Evidence of ancient pollen preferences

Interestingly, the food discovered within the mummified bee cocoons has been identified as Brassicaceae pollen. This pollen comes from common herbaceous species, indicating the bees’ inclination towards a specific monofloral variety.

Rare insight into the past

The high degree of fossilization in which the bees were found is unique. Typically, the skeletal structure of insects like these would deteriorate rapidly. This preservation has granted researchers unparalleled access into the lives of these ancient bees.

Bees, vital pollinators in our ecosystem, comprise more than 20,000 species. Around 75% of all wild bee species make their homes in the soil, largely contributing to the conservation of their nesting structures.

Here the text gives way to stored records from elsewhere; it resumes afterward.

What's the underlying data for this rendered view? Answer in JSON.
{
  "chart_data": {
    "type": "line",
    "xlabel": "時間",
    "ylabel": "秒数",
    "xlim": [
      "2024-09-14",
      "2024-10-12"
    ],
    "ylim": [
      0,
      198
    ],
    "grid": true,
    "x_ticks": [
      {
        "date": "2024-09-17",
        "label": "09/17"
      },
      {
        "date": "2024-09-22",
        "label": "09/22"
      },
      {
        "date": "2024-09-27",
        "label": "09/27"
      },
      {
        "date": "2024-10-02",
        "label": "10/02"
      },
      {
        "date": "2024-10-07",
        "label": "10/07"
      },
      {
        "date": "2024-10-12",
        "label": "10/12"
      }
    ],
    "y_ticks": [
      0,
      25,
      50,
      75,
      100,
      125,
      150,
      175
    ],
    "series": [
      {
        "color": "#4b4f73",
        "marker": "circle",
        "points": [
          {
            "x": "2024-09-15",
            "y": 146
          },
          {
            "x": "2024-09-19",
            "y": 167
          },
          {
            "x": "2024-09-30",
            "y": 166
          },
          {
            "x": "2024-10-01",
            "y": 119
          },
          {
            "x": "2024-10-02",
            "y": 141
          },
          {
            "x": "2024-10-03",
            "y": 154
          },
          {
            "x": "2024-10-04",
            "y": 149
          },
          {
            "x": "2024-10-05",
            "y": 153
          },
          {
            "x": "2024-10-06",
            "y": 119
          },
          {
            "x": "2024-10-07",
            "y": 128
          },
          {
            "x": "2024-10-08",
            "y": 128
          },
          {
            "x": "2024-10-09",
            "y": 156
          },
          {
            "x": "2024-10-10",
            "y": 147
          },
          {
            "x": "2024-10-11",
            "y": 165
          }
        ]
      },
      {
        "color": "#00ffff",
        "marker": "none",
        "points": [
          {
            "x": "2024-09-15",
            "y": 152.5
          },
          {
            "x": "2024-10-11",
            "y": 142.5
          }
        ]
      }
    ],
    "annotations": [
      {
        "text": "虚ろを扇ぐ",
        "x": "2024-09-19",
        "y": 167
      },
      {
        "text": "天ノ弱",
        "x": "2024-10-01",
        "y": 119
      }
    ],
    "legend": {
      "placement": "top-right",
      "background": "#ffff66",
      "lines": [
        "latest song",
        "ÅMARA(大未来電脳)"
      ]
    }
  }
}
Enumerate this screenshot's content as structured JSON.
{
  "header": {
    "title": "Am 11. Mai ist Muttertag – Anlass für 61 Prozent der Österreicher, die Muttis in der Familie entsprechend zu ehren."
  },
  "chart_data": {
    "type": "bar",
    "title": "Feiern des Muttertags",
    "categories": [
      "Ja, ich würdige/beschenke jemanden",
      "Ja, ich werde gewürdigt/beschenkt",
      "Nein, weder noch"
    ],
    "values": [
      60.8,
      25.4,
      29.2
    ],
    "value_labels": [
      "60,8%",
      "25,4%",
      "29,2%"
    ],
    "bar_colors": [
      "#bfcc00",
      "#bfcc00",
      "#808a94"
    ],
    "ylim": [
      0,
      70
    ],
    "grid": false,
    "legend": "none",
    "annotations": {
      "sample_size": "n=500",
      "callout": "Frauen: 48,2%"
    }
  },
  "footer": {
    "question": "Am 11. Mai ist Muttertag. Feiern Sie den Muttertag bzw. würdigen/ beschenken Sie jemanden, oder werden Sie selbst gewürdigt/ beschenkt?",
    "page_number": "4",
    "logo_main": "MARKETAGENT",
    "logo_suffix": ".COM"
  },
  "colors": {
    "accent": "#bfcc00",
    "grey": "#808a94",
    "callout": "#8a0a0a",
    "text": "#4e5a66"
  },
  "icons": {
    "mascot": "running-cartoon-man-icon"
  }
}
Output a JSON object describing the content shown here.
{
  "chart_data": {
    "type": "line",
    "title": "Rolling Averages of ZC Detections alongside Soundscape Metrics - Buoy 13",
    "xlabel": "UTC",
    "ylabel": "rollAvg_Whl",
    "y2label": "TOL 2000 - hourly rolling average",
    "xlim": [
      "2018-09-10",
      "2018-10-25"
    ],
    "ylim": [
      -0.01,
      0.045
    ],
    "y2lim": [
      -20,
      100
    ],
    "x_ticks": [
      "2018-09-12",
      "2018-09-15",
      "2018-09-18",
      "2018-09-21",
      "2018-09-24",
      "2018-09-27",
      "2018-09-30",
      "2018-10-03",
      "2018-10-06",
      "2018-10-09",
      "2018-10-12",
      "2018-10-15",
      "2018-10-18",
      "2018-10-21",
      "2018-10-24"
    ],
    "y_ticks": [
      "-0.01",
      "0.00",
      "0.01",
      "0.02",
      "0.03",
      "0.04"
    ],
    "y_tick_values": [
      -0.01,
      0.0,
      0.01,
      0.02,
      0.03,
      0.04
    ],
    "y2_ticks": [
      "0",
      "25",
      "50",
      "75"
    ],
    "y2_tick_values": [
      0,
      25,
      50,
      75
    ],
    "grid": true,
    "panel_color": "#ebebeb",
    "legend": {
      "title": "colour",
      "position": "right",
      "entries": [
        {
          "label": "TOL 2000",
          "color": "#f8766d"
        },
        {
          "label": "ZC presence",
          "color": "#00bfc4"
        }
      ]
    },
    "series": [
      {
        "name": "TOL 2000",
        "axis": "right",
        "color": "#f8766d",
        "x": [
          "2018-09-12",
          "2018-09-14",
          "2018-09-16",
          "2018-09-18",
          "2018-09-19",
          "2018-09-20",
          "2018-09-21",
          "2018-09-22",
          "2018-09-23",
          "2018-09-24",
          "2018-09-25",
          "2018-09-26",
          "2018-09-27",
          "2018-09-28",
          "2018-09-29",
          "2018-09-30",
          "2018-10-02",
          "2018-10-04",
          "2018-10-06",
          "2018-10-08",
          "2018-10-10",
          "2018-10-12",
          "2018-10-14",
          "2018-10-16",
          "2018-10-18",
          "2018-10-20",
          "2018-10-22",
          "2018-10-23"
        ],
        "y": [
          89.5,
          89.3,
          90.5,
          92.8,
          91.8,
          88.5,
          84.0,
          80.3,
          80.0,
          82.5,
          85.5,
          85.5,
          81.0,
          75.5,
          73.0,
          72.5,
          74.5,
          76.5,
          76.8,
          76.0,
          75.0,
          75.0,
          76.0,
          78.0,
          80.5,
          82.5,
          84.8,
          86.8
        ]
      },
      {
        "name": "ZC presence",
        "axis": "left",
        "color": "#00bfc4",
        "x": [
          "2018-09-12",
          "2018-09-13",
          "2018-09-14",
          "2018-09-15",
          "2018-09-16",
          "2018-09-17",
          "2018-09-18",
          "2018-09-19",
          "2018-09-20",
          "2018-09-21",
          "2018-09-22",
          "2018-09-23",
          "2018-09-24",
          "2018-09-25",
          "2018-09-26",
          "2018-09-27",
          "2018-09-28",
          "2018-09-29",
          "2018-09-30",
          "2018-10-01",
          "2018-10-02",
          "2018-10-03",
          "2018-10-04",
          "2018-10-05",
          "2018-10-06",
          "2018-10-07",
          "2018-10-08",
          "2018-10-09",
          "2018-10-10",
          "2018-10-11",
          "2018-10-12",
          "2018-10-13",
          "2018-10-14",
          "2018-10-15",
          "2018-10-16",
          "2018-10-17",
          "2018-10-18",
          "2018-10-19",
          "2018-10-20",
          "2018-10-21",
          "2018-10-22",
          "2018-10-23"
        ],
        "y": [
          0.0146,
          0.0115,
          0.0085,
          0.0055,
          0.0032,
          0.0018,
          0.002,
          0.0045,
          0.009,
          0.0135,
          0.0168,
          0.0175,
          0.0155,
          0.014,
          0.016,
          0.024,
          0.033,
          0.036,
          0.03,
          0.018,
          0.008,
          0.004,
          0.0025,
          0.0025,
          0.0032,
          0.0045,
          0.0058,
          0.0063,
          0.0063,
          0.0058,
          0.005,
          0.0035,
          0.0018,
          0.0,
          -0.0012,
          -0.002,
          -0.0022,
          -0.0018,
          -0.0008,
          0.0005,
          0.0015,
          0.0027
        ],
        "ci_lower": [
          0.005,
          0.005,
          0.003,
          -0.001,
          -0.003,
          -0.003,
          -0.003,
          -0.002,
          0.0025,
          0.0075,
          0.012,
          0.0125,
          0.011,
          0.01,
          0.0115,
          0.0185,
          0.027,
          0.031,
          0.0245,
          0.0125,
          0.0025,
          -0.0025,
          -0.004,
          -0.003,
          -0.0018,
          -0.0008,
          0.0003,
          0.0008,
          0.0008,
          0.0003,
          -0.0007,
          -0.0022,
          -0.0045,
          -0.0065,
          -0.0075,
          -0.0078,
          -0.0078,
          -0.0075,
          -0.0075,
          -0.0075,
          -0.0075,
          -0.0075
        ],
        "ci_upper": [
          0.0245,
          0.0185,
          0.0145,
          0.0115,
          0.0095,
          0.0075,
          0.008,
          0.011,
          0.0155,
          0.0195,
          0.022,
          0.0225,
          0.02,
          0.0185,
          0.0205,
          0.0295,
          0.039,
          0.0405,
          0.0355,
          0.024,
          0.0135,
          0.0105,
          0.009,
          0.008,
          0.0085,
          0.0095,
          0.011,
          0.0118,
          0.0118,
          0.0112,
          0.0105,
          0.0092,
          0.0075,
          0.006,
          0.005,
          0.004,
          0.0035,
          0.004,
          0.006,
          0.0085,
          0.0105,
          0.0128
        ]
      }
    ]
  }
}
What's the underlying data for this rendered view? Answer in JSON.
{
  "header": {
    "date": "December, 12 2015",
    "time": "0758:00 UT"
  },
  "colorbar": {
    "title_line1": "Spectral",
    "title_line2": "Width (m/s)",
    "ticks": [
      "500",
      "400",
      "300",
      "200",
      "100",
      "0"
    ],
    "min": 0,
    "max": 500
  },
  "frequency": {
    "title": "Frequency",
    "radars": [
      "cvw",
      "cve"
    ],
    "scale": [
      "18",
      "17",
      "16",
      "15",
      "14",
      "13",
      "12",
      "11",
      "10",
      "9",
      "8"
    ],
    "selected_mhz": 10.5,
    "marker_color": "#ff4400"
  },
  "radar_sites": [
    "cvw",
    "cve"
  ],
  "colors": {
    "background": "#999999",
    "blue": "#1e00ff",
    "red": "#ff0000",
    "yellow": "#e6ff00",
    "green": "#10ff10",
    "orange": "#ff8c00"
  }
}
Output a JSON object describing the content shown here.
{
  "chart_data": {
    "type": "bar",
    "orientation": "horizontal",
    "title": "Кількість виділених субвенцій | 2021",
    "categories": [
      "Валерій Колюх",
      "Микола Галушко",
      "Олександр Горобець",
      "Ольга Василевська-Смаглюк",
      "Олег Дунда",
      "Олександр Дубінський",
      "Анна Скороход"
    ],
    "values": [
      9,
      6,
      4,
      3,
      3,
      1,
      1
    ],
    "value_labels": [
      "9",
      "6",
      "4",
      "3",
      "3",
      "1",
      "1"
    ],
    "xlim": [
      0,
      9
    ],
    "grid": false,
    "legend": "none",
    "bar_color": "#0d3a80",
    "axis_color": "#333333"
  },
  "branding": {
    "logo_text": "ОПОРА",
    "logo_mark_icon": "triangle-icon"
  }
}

The study speaks of the discovery of dense collections of thousands of these fossil nests in southwest Portugal, with the majority being linked to the ichnogenera Palmiraichnus.

What killed these mummified bees?

As per the research, the exact cause of the mummified bees’ death remains uncertain. However, potential factors like a sudden shortage of oxygen due to rapid flooding or a drop in nocturnal temperatures might have played a role.

It’s noted that during the Neoglacial interval, the southwest coast of Portugal underwent colder spells with increased winter precipitation. This climate offered the ideal conditions for fossil preservation.

Importance of studying these mummified bees

Professor Muñiz emphasized the pivotal role bees play in our ecosystem, with them being responsible for the pollination of 70% of the crops humans consume. However, current threats like intensive farming, pesticide use, and climate change put these insects at risk. In Europe, one in ten bee species is on the verge of extinction.

According to the lead investigator, Carlos Neto de Carvalho, understanding the ecological reasons behind the existence and mysterious end of this bee population 3,000 years ago might provide crucial insights.

These insights could pave the way for strategies that ensure resilience amidst climate change, drawing comparisons between ancient ecological imbalances and current challenges threatening today’s bee species.

This recent discovery of mummified bees in Portugal not only offers a captivating glimpse into the past but also underscores the urgent need to understand and protect our bee populations for the future.